Born in Hampstead in 1935, Winner cut his teeth as a journalist, working as a cub reporter on the Kensington Post, Showgirl Glamour Revue and the NME, before scoring a job as assistant director making BBC television programmes.
By the early '60s he'd made a name for himself as a director. Shoot To Kill, a thriller about a showbiz reporter that had shades of autobiography about it, marked his feature debut. But it was his collaboration with Oliver Reed, beginning with** The Jokers** in 1964 and continuing with I'll Never Forget What'sisname and Hannibal Brooks, that gave his career a timely boost.
He was best known as a filmmaker for 1974's tough-guy thriller Death Wish. In it, Charles Bronson played Paul Kersey, a vigilante whose violent quest to avenge the murder of his wife was set against a bleak and brooding New York cityscape. The film was a box-office smash and launched a Death-franchise that never quite matched the appeal - or controversy - of the original, or their 1972 thriller The Mechanic.

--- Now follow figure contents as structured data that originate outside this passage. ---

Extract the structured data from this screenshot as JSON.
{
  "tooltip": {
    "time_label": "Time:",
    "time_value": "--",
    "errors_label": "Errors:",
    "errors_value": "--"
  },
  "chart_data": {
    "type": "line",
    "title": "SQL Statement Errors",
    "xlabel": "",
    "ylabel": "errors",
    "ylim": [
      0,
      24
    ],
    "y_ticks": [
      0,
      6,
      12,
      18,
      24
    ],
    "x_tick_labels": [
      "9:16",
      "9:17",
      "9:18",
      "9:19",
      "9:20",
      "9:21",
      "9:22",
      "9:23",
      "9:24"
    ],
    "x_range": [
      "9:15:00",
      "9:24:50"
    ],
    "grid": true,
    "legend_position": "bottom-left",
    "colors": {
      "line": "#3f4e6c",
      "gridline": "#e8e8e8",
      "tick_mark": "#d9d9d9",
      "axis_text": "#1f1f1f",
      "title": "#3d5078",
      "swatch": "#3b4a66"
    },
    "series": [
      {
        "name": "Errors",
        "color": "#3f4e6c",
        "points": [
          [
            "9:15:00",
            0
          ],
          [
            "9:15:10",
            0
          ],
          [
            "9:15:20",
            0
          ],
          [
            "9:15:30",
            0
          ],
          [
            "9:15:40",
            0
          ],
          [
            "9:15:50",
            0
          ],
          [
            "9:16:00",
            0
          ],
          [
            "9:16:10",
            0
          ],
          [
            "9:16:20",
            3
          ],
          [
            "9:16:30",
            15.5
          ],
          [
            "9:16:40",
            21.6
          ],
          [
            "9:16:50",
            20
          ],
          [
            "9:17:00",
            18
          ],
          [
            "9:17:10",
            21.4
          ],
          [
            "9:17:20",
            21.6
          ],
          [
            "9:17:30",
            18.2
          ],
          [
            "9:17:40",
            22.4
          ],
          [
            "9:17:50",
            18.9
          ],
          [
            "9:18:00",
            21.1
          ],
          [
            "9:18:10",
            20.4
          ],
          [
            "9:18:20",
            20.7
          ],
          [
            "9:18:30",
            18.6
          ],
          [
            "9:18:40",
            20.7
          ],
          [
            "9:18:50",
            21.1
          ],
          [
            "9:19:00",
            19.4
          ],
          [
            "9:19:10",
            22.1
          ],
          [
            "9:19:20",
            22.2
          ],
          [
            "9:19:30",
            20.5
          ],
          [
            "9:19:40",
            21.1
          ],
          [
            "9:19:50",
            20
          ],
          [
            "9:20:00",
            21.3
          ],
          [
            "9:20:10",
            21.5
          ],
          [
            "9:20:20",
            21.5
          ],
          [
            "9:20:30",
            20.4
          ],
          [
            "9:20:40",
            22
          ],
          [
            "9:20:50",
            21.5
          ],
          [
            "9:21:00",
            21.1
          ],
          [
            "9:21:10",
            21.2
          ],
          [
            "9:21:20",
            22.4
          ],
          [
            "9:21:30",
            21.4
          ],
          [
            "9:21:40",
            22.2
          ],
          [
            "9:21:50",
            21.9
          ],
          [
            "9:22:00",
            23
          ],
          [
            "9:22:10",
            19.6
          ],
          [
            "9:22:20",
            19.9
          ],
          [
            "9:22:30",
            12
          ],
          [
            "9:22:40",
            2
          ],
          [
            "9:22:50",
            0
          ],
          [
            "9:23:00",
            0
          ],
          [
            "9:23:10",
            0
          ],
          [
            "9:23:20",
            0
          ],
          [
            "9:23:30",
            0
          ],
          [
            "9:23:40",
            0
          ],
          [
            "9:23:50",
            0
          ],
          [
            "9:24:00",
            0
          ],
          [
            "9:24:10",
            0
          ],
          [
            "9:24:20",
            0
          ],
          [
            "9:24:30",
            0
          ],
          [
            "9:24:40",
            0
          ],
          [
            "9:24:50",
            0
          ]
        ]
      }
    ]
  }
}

1998's comedy-thriller Parting Shots proved to be his last movie, with Winner turning hand back to journalism and writing often brutal, usually entertaining restaurant criticism for The Sunday Times, occasionally also popping up in insurance ads to cheer up haggard motorists.
"I’ve had an incredible life," an ailing Winner reflected last year. "Brando was my best friend, Mitchum, Burt Lancaster, even though he tried to kill me three times... I can look back and say I have lived a life that very few people alive have lived. I have done 40 major movies with the biggest stars in the world.”
His wife Geraldine, who survives him, issued a statement describing him as "a wonderful man, brilliant, funny and generous".